The doll, distributed across Europe by the UK-based Vivid Toy Group, allows children to access the internet through speech recognition software, and to control the toy via an app. It works by sending a child’s audio question wirelessly to an app on a digital device, which translates it into text and searches the internet for an answer, then sends back a response that is voiced by the doll.
“Items that conceal cameras or microphones and that are capable of transmitting a signal, and therefore can transmit data without detection, compromise people’s privacy,” FNA head Jochen Homann said. His agency has warned retailers that they could face unspecific fines if they continue stoking the item. German regulations do not allow manufacture, sale or possession of surveillance devices disguised as another object and violating the law can result in a prison term of up to two years.
The ruling by the German federal agency may prompt EU-wide consequences for toymakers. Pointing to the ruling, EU’s Commissioner for Justice, Consumers and Gender Equality Vera Jourová said, “I’m worried about the impact of connected dolls on children’s privacy and safety.” Vivid Toy Group has not responded to inquiries regarding the German ruling. The company has previously stated that instances of hacking using the doll were isolated and carried out by specialists.
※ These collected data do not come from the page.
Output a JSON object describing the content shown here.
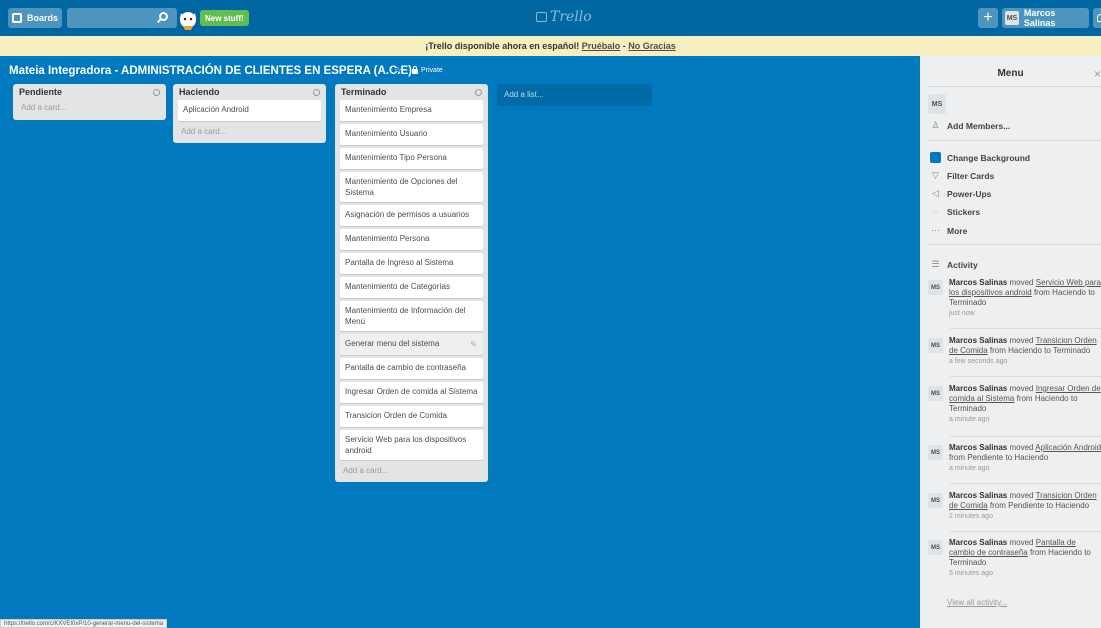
{
  "header": {
    "boards_label": "Boards",
    "new_stuff_label": "New stuff!",
    "logo_text": "Trello",
    "plus_label": "+",
    "user_initials": "MS",
    "user_name": "Marcos Salinas"
  },
  "banner": {
    "text": "¡Trello disponible ahora en español!",
    "try_link": "Pruébalo",
    "separator": " - ",
    "dismiss_link": "No Gracias"
  },
  "board": {
    "title": "Mateia Integradora - ADMINISTRACIÓN DE CLIENTES EN ESPERA (A.C.E)",
    "star": "☆",
    "visibility": "Private",
    "add_list": "Add a list..."
  },
  "lists": [
    {
      "title": "Pendiente",
      "cards": [],
      "add_card": "Add a card..."
    },
    {
      "title": "Haciendo",
      "cards": [
        "Aplicación Android"
      ],
      "add_card": "Add a card..."
    },
    {
      "title": "Terminado",
      "cards": [
        "Mantenimiento Empresa",
        "Mantenimiento Usuario",
        "Mantenimiento Tipo Persona",
        "Mantenimiento de Opciones del Sistema",
        "Asignación de permisos a usuarios",
        "Mantenimiento Persona",
        "Pantalla de Ingreso al Sistema",
        "Mantenimiento de Categorías",
        "Mantenimiento de Información del Menú",
        "Generar menu del sistema",
        "Pantalla de cambio de contraseña",
        "Ingresar Orden de comida al Sistema",
        "Transicion Orden de Comida",
        "Servicio Web para los dispositivos android"
      ],
      "add_card": "Add a card..."
    }
  ],
  "sidebar": {
    "title": "Menu",
    "close": "×",
    "member_initials": "MS",
    "add_members": "Add Members...",
    "items": [
      "Change Background",
      "Filter Cards",
      "Power-Ups",
      "Stickers",
      "More"
    ],
    "activity_title": "Activity",
    "activities": [
      {
        "user": "Marcos Salinas",
        "verb": "moved",
        "card": "Servicio Web para los dispositivos android",
        "rest": "from Haciendo to Terminado",
        "time": "just now"
      },
      {
        "user": "Marcos Salinas",
        "verb": "moved",
        "card": "Transicion Orden de Comida",
        "rest": "from Haciendo to Terminado",
        "time": "a few seconds ago"
      },
      {
        "user": "Marcos Salinas",
        "verb": "moved",
        "card": "Ingresar Orden de comida al Sistema",
        "rest": "from Haciendo to Terminado",
        "time": "a minute ago"
      },
      {
        "user": "Marcos Salinas",
        "verb": "moved",
        "card": "Aplicación Android",
        "rest": "from Pendiente to Haciendo",
        "time": "a minute ago"
      },
      {
        "user": "Marcos Salinas",
        "verb": "moved",
        "card": "Transicion Orden de Comida",
        "rest": "from Pendiente to Haciendo",
        "time": "2 minutes ago"
      },
      {
        "user": "Marcos Salinas",
        "verb": "moved",
        "card": "Pantalla de cambio de contraseña",
        "rest": "from Haciendo to Terminado",
        "time": "5 minutes ago"
      }
    ],
    "view_all": "View all activity..."
  },
  "status_url": "https://trello.com/c/KXVEI0xP/10-generar-menu-del-sistema",
  "colors": {
    "board_bg": "#0079bf",
    "header_bg": "#0067a3",
    "accent_green": "#61bd4f",
    "banner_bg": "#f6f0c1"
  }
}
The FNA ruling came after a Saarbrücken University student Stefan Hessel raised concerns about the “smart doll,” which was voted one of the top 10 toys of the year in 2014 by the German toy trade association. “Access to the doll is completely unsecured. There is no password to protect the connection,” said Hessel as quoted in the local daily Saarbrucker Zeitung.
He further insisted that hackers could access the doll via its bluetooth connection from a distance of up to 15 meters, listening in on conversations as well as speaking directly to the child playing with it. The German regulators in a statement warned that anything a child says, or other people’s conversations, could be recorded and transmitted without parents’ knowledge.